Mr_Dick reasons that the dominoes that the Bush administration wanted to set into motion with the invasion of Iraq have been thrown into disarray. "So how do we put the dominoes back up in place?" Mr_Dick asks, soliciting this response from Fritz_Gerlich:

Shaking things up and setting things right are two different things.

There is little doubt that popular restlessness and discontent with traditional power arrangements are sweeping (or at least creeping) through south Asia. Most of the nations of the Caucasus, the Middle East, and Central Asia are showing symptoms of one degree or another. And the natural (almost inevitable) ideological form for any popular resistance to centralized power is "democracy."

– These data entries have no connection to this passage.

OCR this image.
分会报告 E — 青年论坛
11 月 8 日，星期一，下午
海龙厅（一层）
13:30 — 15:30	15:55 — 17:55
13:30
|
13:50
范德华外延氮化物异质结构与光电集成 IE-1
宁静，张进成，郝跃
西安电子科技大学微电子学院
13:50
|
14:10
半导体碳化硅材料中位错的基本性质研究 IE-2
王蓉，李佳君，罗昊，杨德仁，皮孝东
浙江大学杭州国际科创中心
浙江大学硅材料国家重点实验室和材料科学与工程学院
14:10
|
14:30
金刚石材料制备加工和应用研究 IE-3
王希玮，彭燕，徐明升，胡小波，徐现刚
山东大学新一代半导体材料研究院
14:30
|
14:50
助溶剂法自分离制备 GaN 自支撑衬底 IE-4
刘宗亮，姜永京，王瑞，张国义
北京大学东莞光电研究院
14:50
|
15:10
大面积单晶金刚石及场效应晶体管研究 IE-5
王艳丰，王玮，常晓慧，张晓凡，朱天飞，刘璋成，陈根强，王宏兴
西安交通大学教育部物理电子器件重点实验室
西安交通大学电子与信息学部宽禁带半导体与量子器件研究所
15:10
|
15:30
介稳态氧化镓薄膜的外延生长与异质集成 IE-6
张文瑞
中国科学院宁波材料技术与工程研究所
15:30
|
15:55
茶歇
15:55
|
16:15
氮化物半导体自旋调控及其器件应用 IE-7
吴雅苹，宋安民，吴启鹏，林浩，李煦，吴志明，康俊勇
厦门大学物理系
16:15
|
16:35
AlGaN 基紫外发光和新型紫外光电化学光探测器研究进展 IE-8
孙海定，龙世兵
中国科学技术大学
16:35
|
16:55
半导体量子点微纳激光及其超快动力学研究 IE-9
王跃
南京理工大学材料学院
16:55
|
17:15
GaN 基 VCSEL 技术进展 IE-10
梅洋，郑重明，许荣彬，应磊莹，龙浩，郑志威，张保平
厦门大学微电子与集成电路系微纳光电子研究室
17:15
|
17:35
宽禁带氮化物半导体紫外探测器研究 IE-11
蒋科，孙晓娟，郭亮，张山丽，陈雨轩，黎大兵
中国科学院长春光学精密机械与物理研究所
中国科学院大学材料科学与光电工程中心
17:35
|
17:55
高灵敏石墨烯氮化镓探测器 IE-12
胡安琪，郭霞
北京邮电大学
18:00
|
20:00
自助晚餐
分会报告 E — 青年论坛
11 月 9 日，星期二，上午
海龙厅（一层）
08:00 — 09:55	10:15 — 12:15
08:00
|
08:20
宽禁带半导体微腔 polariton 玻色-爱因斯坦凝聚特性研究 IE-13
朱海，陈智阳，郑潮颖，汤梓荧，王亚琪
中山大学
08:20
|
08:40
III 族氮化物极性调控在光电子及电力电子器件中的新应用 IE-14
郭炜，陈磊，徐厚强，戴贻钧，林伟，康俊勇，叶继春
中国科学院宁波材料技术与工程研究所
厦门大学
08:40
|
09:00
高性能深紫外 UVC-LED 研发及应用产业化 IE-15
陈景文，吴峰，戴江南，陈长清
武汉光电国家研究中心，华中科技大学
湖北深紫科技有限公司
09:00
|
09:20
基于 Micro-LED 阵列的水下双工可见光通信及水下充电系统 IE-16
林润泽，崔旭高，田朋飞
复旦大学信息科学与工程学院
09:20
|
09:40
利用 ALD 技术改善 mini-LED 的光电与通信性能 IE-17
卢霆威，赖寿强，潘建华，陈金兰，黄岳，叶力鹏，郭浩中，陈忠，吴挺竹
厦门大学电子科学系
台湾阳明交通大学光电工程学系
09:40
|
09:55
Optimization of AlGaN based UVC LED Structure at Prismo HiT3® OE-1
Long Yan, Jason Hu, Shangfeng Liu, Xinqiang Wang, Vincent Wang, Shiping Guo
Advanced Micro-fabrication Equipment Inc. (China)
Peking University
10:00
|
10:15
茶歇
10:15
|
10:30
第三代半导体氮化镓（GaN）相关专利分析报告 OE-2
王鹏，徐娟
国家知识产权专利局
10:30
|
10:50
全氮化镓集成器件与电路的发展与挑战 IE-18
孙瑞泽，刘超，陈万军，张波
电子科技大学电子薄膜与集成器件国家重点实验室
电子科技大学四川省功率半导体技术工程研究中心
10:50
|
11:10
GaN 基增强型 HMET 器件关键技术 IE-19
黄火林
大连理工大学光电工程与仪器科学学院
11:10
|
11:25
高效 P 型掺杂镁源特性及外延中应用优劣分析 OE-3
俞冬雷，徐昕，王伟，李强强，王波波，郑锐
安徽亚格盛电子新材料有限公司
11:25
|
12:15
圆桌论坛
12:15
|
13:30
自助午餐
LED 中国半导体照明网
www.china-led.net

The problem is that there's many a slip twixt the cup and the constitution. (Hmmm . . . that needs work.) Shaking things up may indeed be, as Samuel Adams Bush argues, a necessary precondition to the spread of "freedom." The old idea that Westernized elites would gradually "modernize" their "traditional" societies into constitutional democracies was getting a bit far-fetched by the late 1960's, and after the Iranian Revolution of 1979 was rapidly abandoned for the extreme cynicism of Reagan foreign policy, i.e., any caudillo in a storm. There things have more or less remained; and there but for the grace of Osama bin Laden, Mohammed Atta, and Godfrey de Bouillon Bush, they would likely remain indefinitely.

(Well, that's oversimplifying a tad. I mean, the crackup of the USSR does have something to do with it. But the rapid growth of popular restlessness, expressed some places through electoral politics (e.g., Iraq, Iran, Ukraine), some places through street politics (e.g., Georgia, Lebanon, Ukraine), some places through armed insurgency (e.g., Uzbekistan, Iraq, Afghanistan), and some places through a mixture of some or all of the foregoing (e.g., Pakistan)--all this has accelerated in Asia since Lev Davidovich Bush made clear that his policy was to use military force to upset the existing power arrangements in the Mideast.)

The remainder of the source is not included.